HOOFDSTUK 1. [
1 - Verbodsbepalingen]
1 ----------
(1)<Ingevoegd bij W
2017-08-11/14, art. 3, 058; Inwerkingtreding : 01-05-2018>
Art. XX.229. [
1 § 1. De insolventierechtbank die het faillissement heeft uitgesproken of, wanneer het faillissement in het buitenland is uitgesproken de insolventierechtbank te Brussel, kan, indien blijkt dat
een kennelijke grove fout van de gefailleerde heeft bijgedragen tot het faillissement, deze bij een met redenen omkleed vonnis
verbod opleggen persoonlijk of door een tussenpersoon een onderneming uit te baten.
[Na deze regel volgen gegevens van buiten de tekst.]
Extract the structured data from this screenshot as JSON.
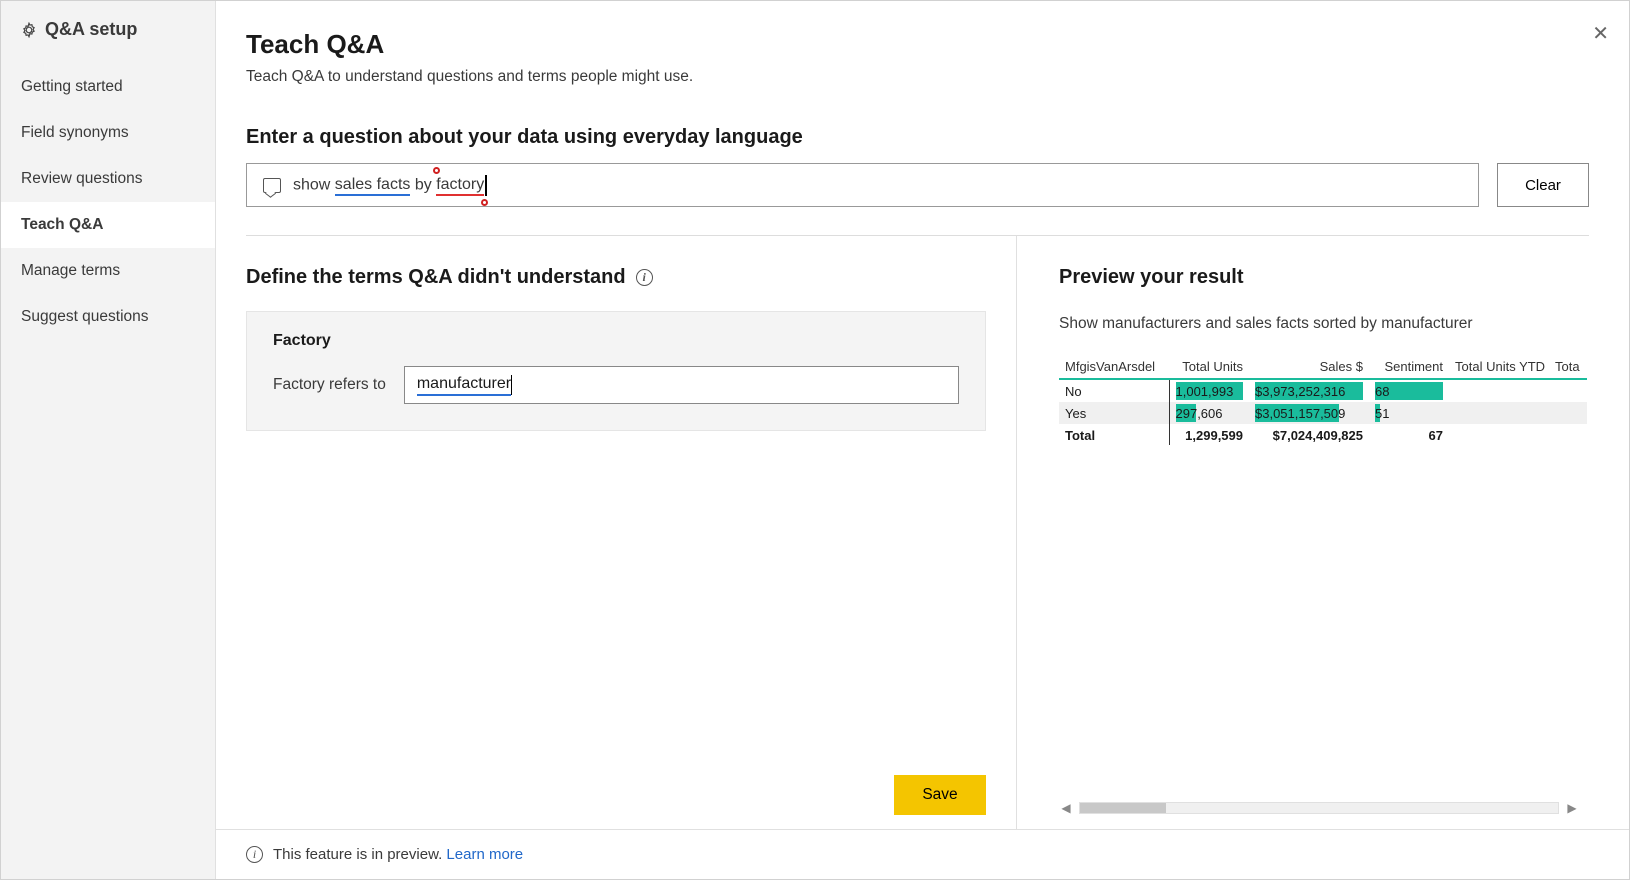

§ 2. Indien blijkt dat de gefailleerde of de bestuurders en de zaakvoerders van de gefailleerde rechtspersoon, zonder wettig verhinderd te zijn, hebben verzuimd de verplichtingen gesteld bij artikel XX.18 na te leven, kan de insolventierechtbank te Brussel, wanneer het faillissement is uitgesproken in het buitenland, aan deze personen bij een met redenen omkleed vonnis het verbod opleggen om persoonlijk of door toedoen van een tussenpersoon, de functie van bestuurder, commissaris of zaakvoerder in een rechtspersoon, enige functie waarbij macht wordt verleend om een rechtspersoon te verbinden, de functie van persoon belast met het bestuur van een vestiging in België bedoeld in artikel 59 van het Wetboek van vennootschappen of het beroep van effectenmakelaar of correspondenteffectenmakelaar uit te oefenen.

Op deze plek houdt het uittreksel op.